Recently we experimented with adding a traditional formal sign-off to our release process from business owners outside the product team and the results have been interesting. We were faced with either applying a moratorium to Master while sign-off was approved or creating a release branch and letting Master flow. Either way we were faced with similar issues:

  1. Developers are no longer able to release their own code so Master starts to differ significantly from what is in production.

  2. A “one size fits all” approach is used for release sign-off – whether it’s fixing a typo or refactoring your payment system you still need sign-off as developers are no longer trusted to weigh the risk themselves.

  3. The QA team and release manager become responsible for the release, not the individual that wrote the code. The theme of personal responsibility is broken: the developer has moved onto a new task.

  4. The release manager starts to manage what goes into the release: features and fixes are forced to languish on branches until the release manager is ready to merge them.

  5. As the amount of code ready to deploy grows, release managers get nervous and need more time to test on the release branch.

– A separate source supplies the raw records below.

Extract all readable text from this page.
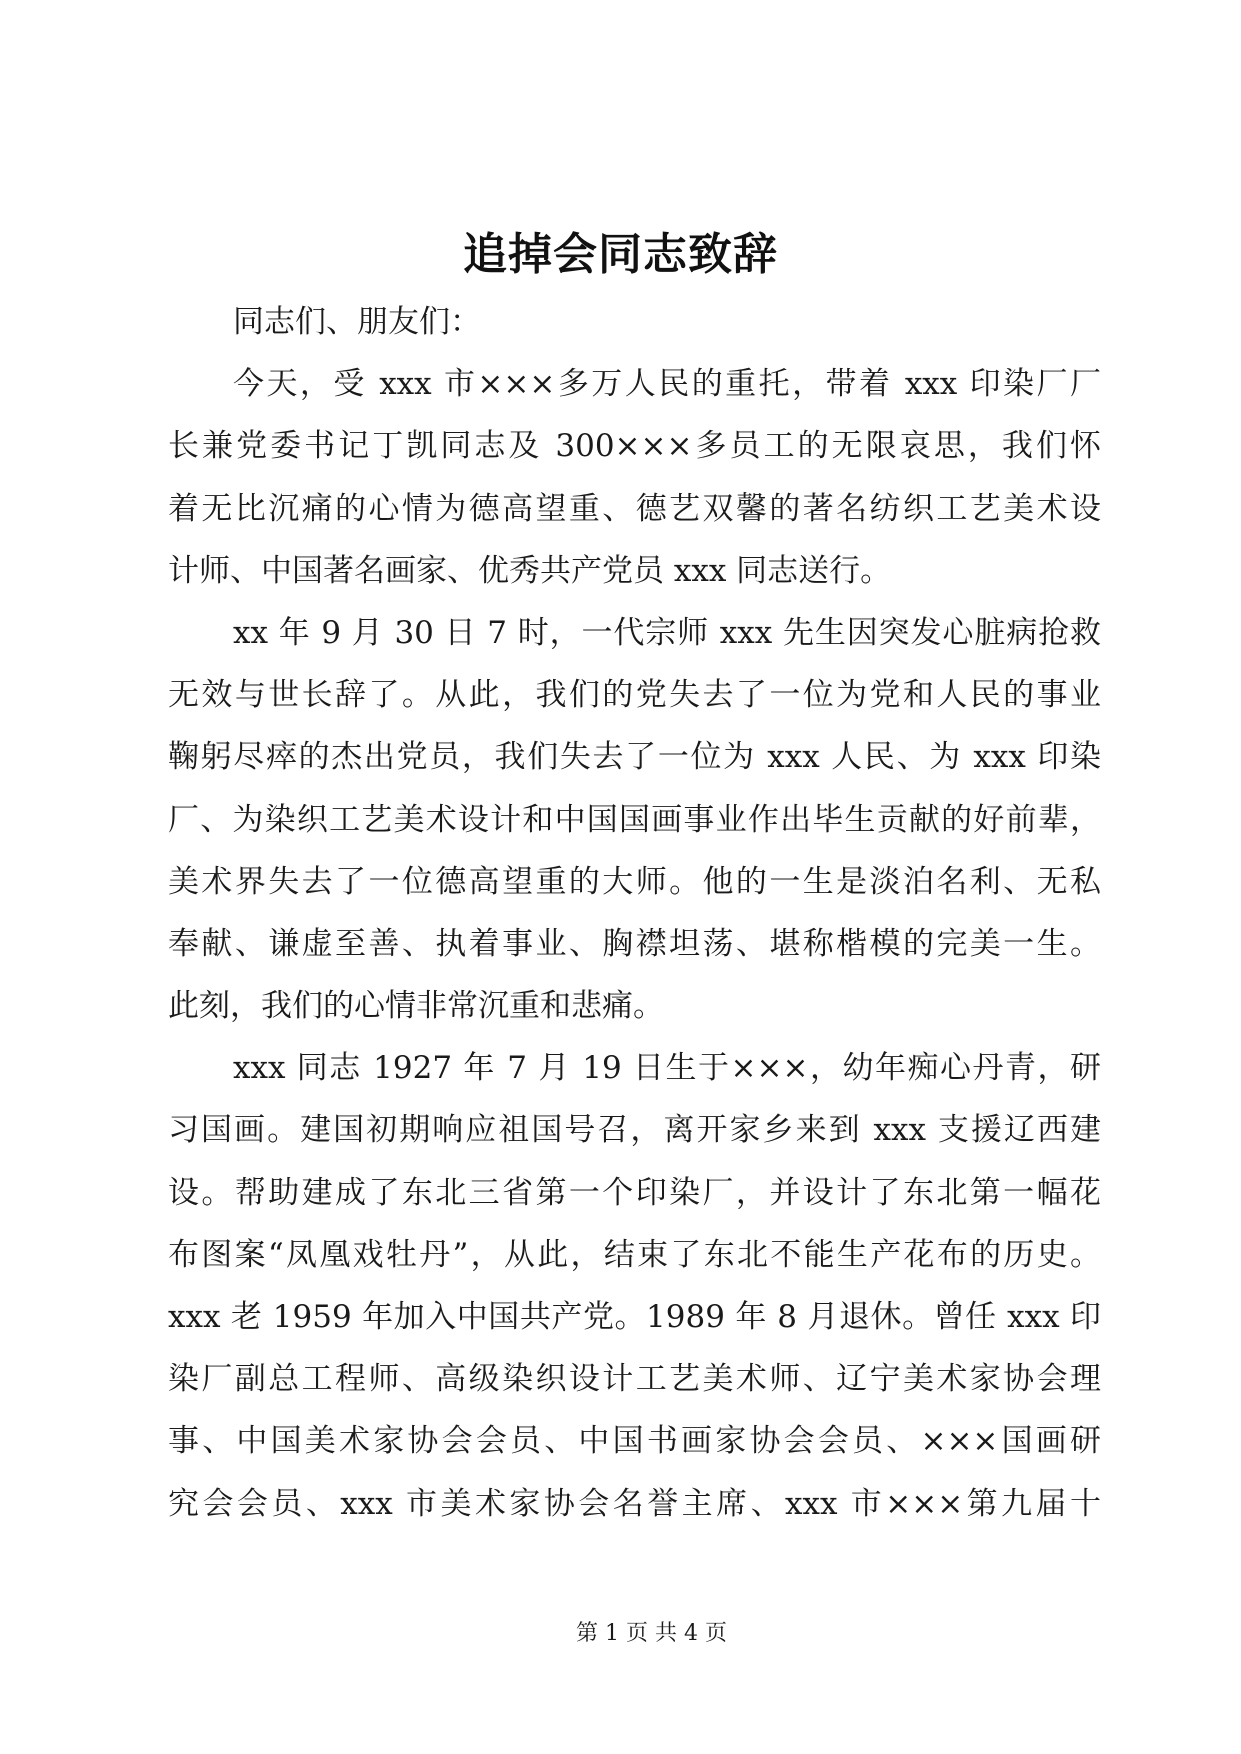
追掉会同志致辞
同志们、朋友们：
今天，受 xxx 市×××多万人民的重托，带着 xxx 印染厂厂
长兼党委书记丁凯同志及 300×××多员工的无限哀思，我们怀
着无比沉痛的心情为德高望重、德艺双馨的著名纺织工艺美术设
计师、中国著名画家、优秀共产党员 xxx 同志送行。
xx 年 9 月 30 日 7 时，一代宗师 xxx 先生因突发心脏病抢救
无效与世长辞了。从此，我们的党失去了一位为党和人民的事业
鞠躬尽瘁的杰出党员，我们失去了一位为 xxx 人民、为 xxx 印染
厂、为染织工艺美术设计和中国国画事业作出毕生贡献的好前辈，
美术界失去了一位德高望重的大师。他的一生是淡泊名利、无私
奉献、谦虚至善、执着事业、胸襟坦荡、堪称楷模的完美一生。
此刻，我们的心情非常沉重和悲痛。
xxx 同志 1927 年 7 月 19 日生于×××，幼年痴心丹青，研
习国画。建国初期响应祖国号召，离开家乡来到 xxx 支援辽西建
设。帮助建成了东北三省第一个印染厂，并设计了东北第一幅花
布图案“凤凰戏牡丹”，从此，结束了东北不能生产花布的历史。
xxx 老 1959 年加入中国共产党。1989 年 8 月退休。曾任 xxx 印
染厂副总工程师、高级染织设计工艺美术师、辽宁美术家协会理
事、中国美术家协会会员、中国书画家协会会员、×××国画研
究会会员、xxx 市美术家协会名誉主席、xxx 市×××第九届十
第 1 页 共 4 页
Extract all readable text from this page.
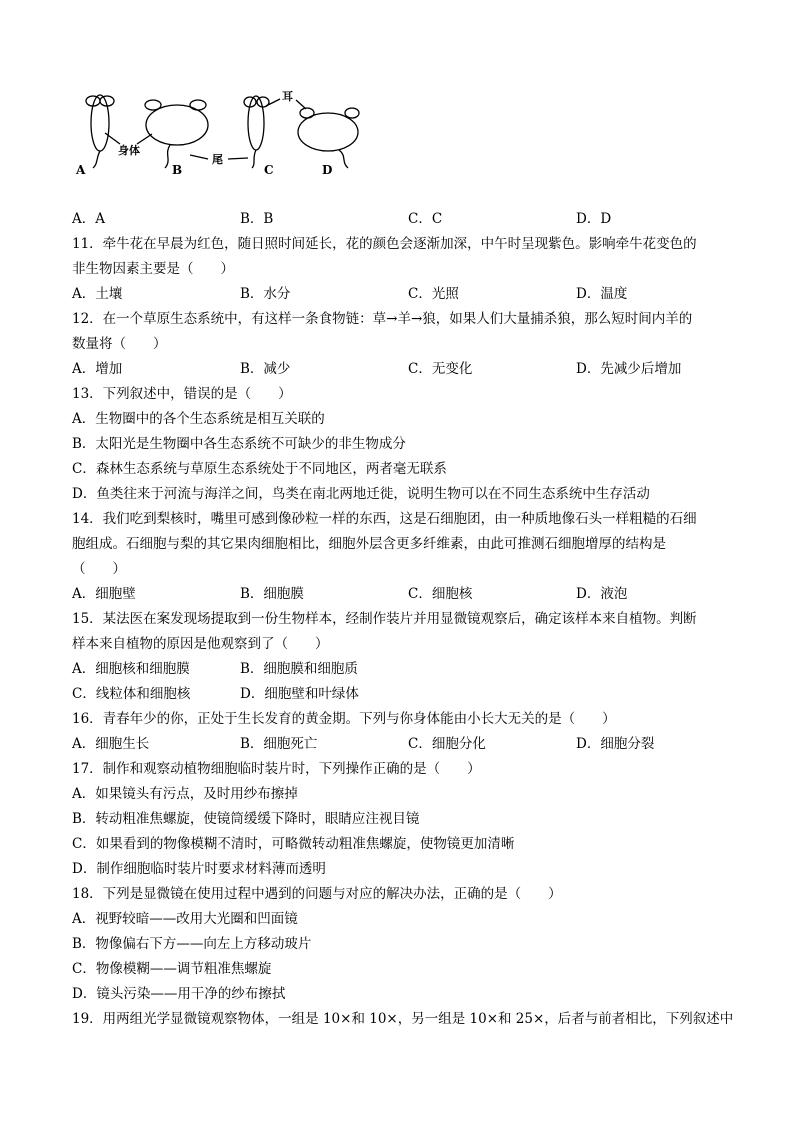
A	B	C	D
身体
尾
耳
A．A	B．B	C．C	D．D
11．牵牛花在早晨为红色，随日照时间延长，花的颜色会逐渐加深，中午时呈现紫色。影响牵牛花变色的
非生物因素主要是（　　）
A．土壤	B．水分	C．光照	D．温度
12．在一个草原生态系统中，有这样一条食物链：草→羊→狼，如果人们大量捕杀狼，那么短时间内羊的
数量将（　　）
A．增加	B．减少	C．无变化	D．先减少后增加
13．下列叙述中，错误的是（　　）
A．生物圈中的各个生态系统是相互关联的
B．太阳光是生物圈中各生态系统不可缺少的非生物成分
C．森林生态系统与草原生态系统处于不同地区，两者毫无联系
D．鱼类往来于河流与海洋之间，鸟类在南北两地迁徙，说明生物可以在不同生态系统中生存活动
14．我们吃到梨核时，嘴里可感到像砂粒一样的东西，这是石细胞团，由一种质地像石头一样粗糙的石细
胞组成。石细胞与梨的其它果肉细胞相比，细胞外层含更多纤维素，由此可推测石细胞增厚的结构是
（　　）
A．细胞壁	B．细胞膜	C．细胞核	D．液泡
15．某法医在案发现场提取到一份生物样本，经制作装片并用显微镜观察后，确定该样本来自植物。判断
样本来自植物的原因是他观察到了（　　）
A．细胞核和细胞膜	B．细胞膜和细胞质
C．线粒体和细胞核	D．细胞壁和叶绿体
16．青春年少的你，正处于生长发育的黄金期。下列与你身体能由小长大无关的是（　　）
A．细胞生长	B．细胞死亡	C．细胞分化	D．细胞分裂
17．制作和观察动植物细胞临时装片时，下列操作正确的是（　　）
A．如果镜头有污点，及时用纱布擦掉
B．转动粗准焦螺旋，使镜筒缓缓下降时，眼睛应注视目镜
C．如果看到的物像模糊不清时，可略微转动粗准焦螺旋，使物镜更加清晰
D．制作细胞临时装片时要求材料薄而透明
18．下列是显微镜在使用过程中遇到的问题与对应的解决办法，正确的是（　　）
A．视野较暗——改用大光圈和凹面镜
B．物像偏右下方——向左上方移动玻片
C．物像模糊——调节粗准焦螺旋
D．镜头污染——用干净的纱布擦拭
19．用两组光学显微镜观察物体，一组是 10×和 10×，另一组是 10×和 25×，后者与前者相比，下列叙述中
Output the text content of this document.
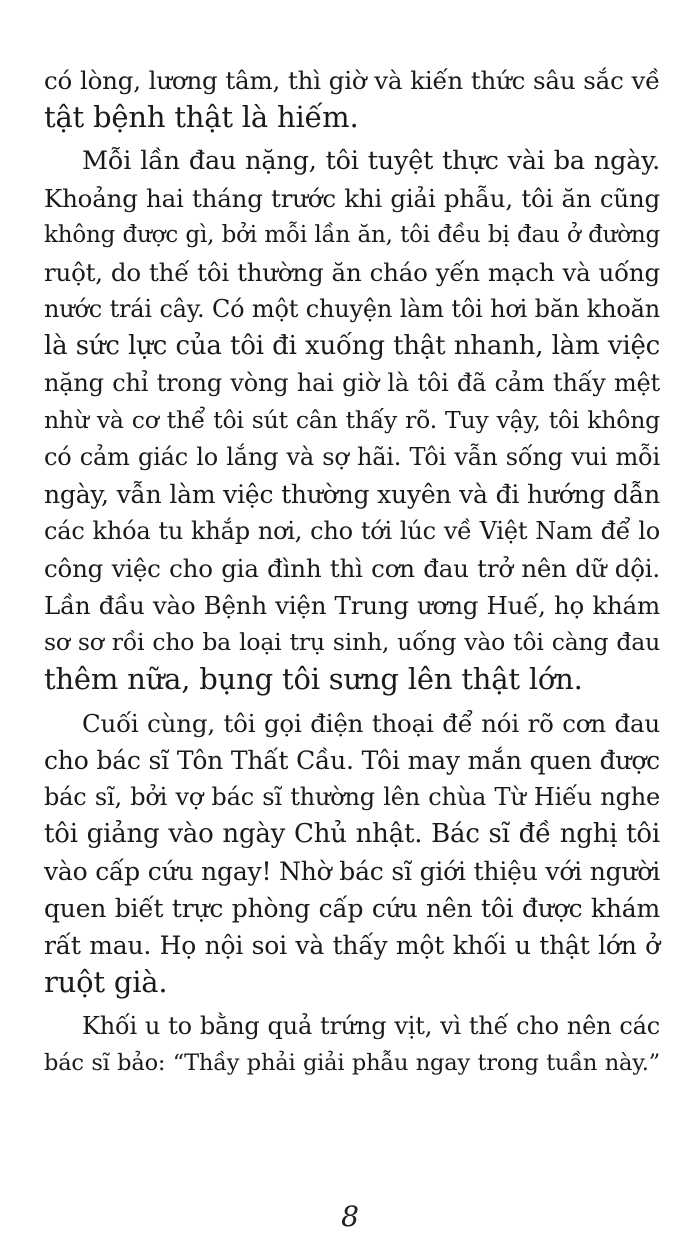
có lòng, lương tâm, thì giờ và kiến thức sâu sắc về
tật bệnh thật là hiếm.
Mỗi lần đau nặng, tôi tuyệt thực vài ba ngày.
Khoảng hai tháng trước khi giải phẫu, tôi ăn cũng
không được gì, bởi mỗi lần ăn, tôi đều bị đau ở đường
ruột, do thế tôi thường ăn cháo yến mạch và uống
nước trái cây. Có một chuyện làm tôi hơi băn khoăn
là sức lực của tôi đi xuống thật nhanh, làm việc
nặng chỉ trong vòng hai giờ là tôi đã cảm thấy mệt
nhừ và cơ thể tôi sút cân thấy rõ. Tuy vậy, tôi không
có cảm giác lo lắng và sợ hãi. Tôi vẫn sống vui mỗi
ngày, vẫn làm việc thường xuyên và đi hướng dẫn
các khóa tu khắp nơi, cho tới lúc về Việt Nam để lo
công việc cho gia đình thì cơn đau trở nên dữ dội.
Lần đầu vào Bệnh viện Trung ương Huế, họ khám
sơ sơ rồi cho ba loại trụ sinh, uống vào tôi càng đau
thêm nữa, bụng tôi sưng lên thật lớn.
Cuối cùng, tôi gọi điện thoại để nói rõ cơn đau
cho bác sĩ Tôn Thất Cầu. Tôi may mắn quen được
bác sĩ, bởi vợ bác sĩ thường lên chùa Từ Hiếu nghe
tôi giảng vào ngày Chủ nhật. Bác sĩ đề nghị tôi
vào cấp cứu ngay! Nhờ bác sĩ giới thiệu với người
quen biết trực phòng cấp cứu nên tôi được khám
rất mau. Họ nội soi và thấy một khối u thật lớn ở
ruột già.
Khối u to bằng quả trứng vịt, vì thế cho nên các
bác sĩ bảo: “Thầy phải giải phẫu ngay trong tuần này.”
8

  6. More and more time is spent managing ‘the release’ than writing and delivering features

  7. As stakeholders realise that releases take longer, they start to hold up the release for “one last fix” rather than wait another week. A full regression is then required by a nervous release manager and the vicious cycle continues.

  8. When you push out your release it has batches of changes in it. If production is affected, it is far more difficult to work out which change caused the problem.

The end result: your release cycle is slower, your team is less productive and less engaged, your QA team is over-loaded and your releases are potentially more buggy and harder to fix.

Continuous Deployment is not just about releasing code fast – it’s about having a team that takes pride in their work and feels responsibility for the quality, stability and effectiveness of the live product.

Our focus now is on improving visibility, accountability and automation so we can better provide rich, descriptive release notifications to stakeholders and regain the capacity to release from within the team rather than have to ask permission from an approval body from outside the team.